Lymphocytes generated by in vivo priming and in vitro sensitization demonstrate therapeutic efficacy against a murine tumor that lacks apparent immunogenicity.

The adoptive transfer of sensitized lymphocytes is an effective means to mediate the regression of established tumors. However, successful therapy can only be demonstrated in animal models where tumors are intrinsically immunogenic, capable of eliciting systemic immunity. To explore the potential of this therapeutic approach to tumors of less immunogenicity, we have selected and used a murine tumor, MCA 102, for the current study because all attempts to immunize syngeneic mice failed. We report here that inoculation of mice with a mixture of tumor cells and a bacterial adjuvant, Corynebacterium parvum led to the production of sensitized, but not fully functional, lymphocytes in the draining lymph nodes (LN). These cells, termed pre-effector cells, could nevertheless further differentiate to acquire full immunologic function by an established in vitro sensitization culture method. In adoptive immunotherapy experiments, transfer of as few as 1.5 X 10(7) in vitro sensitized cells not only reduced established pulmonary MCA 102 metastases but also prolonged survival and cured tumors in a majority of the treated animals. In order to elicit pre-effector cells in vivo, inoculation with both tumor cells and C. parvum was essential. Although a broad range of numbers of MCA 102 tumor cells appeared to be effective, generation of pre-effector cells was dependent on the dose of C. parvum. We have found that a C. parvum dose of 25 micrograms was optimal, whereas higher doses of the adjuvant had suppressive effects.

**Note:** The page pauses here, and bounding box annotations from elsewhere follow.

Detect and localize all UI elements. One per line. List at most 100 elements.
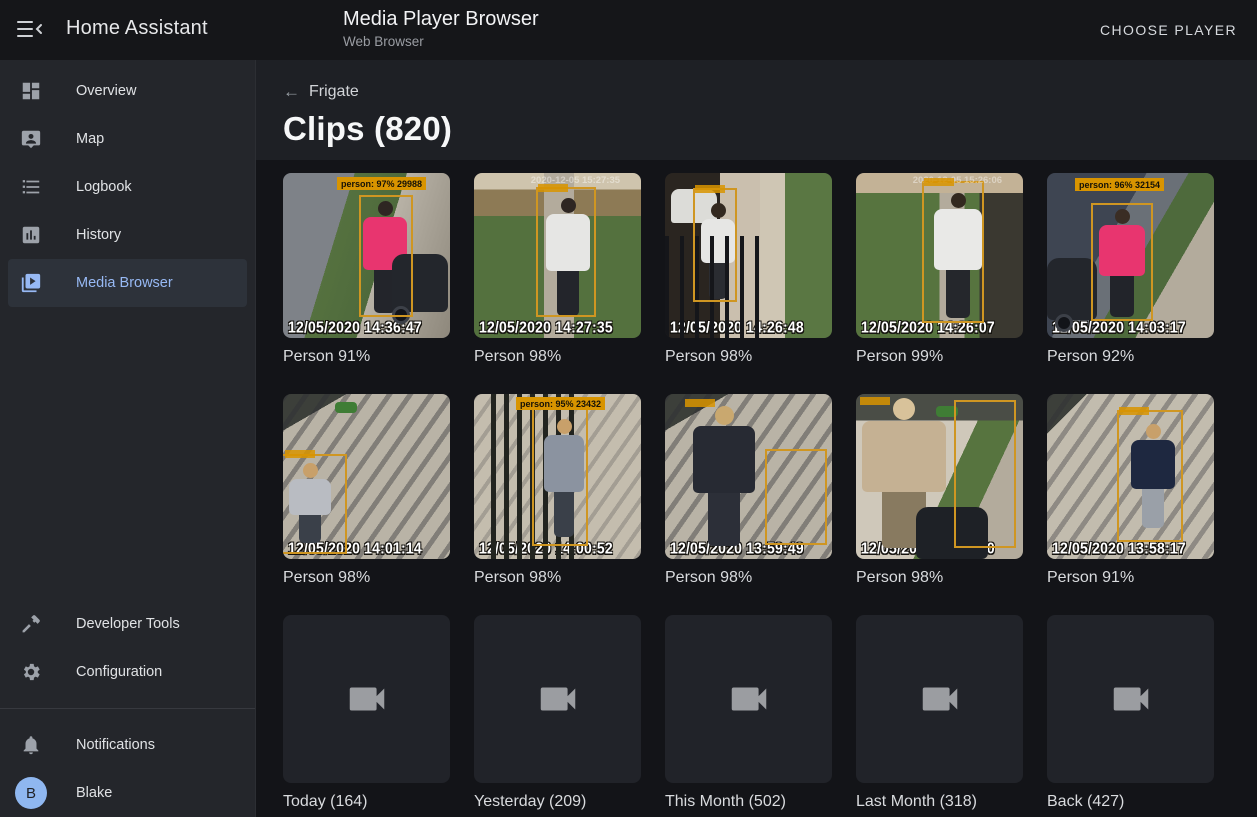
sidebar-divider xyxy=(0,708,255,709)
folder-label: Last Month (318) xyxy=(856,792,1023,812)
clip-caption: Person 92% xyxy=(1047,347,1214,367)
clip-thumbnail: person: 97% 29988 12/05/2020 14:36:47 xyxy=(283,173,450,338)
media-browser-panel: ← Frigate Clips (820) person: 97% 29988 … xyxy=(256,60,1257,817)
stroller-wheel xyxy=(1055,314,1073,332)
detection-label-small xyxy=(685,399,715,407)
folder-label: Back (427) xyxy=(1047,792,1214,812)
clip-caption: Person 98% xyxy=(474,347,641,367)
folder-thumbnail xyxy=(1047,615,1214,783)
clip-thumbnail: 2020-12-05 15:26:06 12/05/2020 14:26:07 xyxy=(856,173,1023,338)
choose-player-button[interactable]: CHOOSE PLAYER xyxy=(1100,0,1237,60)
person-figure xyxy=(693,406,755,546)
detection-bbox xyxy=(954,400,1016,548)
media-grid-container: person: 97% 29988 12/05/2020 14:36:47 Pe… xyxy=(256,160,1257,817)
detection-label-small xyxy=(538,184,568,192)
clip-tile[interactable]: 12/05/2020 14:01:14 Person 98% xyxy=(283,394,450,588)
sidebar-item-map[interactable]: Map xyxy=(8,115,247,163)
sidebar-item-label: Blake xyxy=(76,785,112,801)
sidebar-item-label: Developer Tools xyxy=(76,616,180,632)
clip-thumbnail: person: 95% 23432 12/05/2020 14:00:52 xyxy=(474,394,641,559)
detection-bbox xyxy=(1091,203,1153,321)
clip-thumbnail: person: 96% 32154 12/05/2020 14:03:17 xyxy=(1047,173,1214,338)
list-bulleted-icon xyxy=(19,175,43,199)
sidebar-toggle-button[interactable] xyxy=(14,16,44,44)
play-box-multiple-icon xyxy=(19,271,43,295)
clip-tile[interactable]: 12/05/2020 14:26:48 Person 98% xyxy=(665,173,832,367)
clip-thumbnail: 12/05/2020 13:58:30 xyxy=(856,394,1023,559)
breadcrumb-label: Frigate xyxy=(309,83,359,101)
sidebar-item-media-browser[interactable]: Media Browser xyxy=(8,259,247,307)
clip-caption: Person 98% xyxy=(856,568,1023,588)
clip-tile[interactable]: person: 97% 29988 12/05/2020 14:36:47 Pe… xyxy=(283,173,450,367)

Analysis of the kinetics of their appearance revealed that the generation of pre-effector cells was transient. They were detectable 7 days after in vivo priming followed by a rapid decline. Furthermore, pre-effector cells were detected only in the regional draining LN. No reactivity was demonstrable in the spleen, mesenteric LN, PBL, or bone marrow. Taken together, these results expand the scope of immunotherapy by demonstrating the feasibility of manipulating a limited and obscure immune response to the MCA 102 tumor for therapeutic efficacy.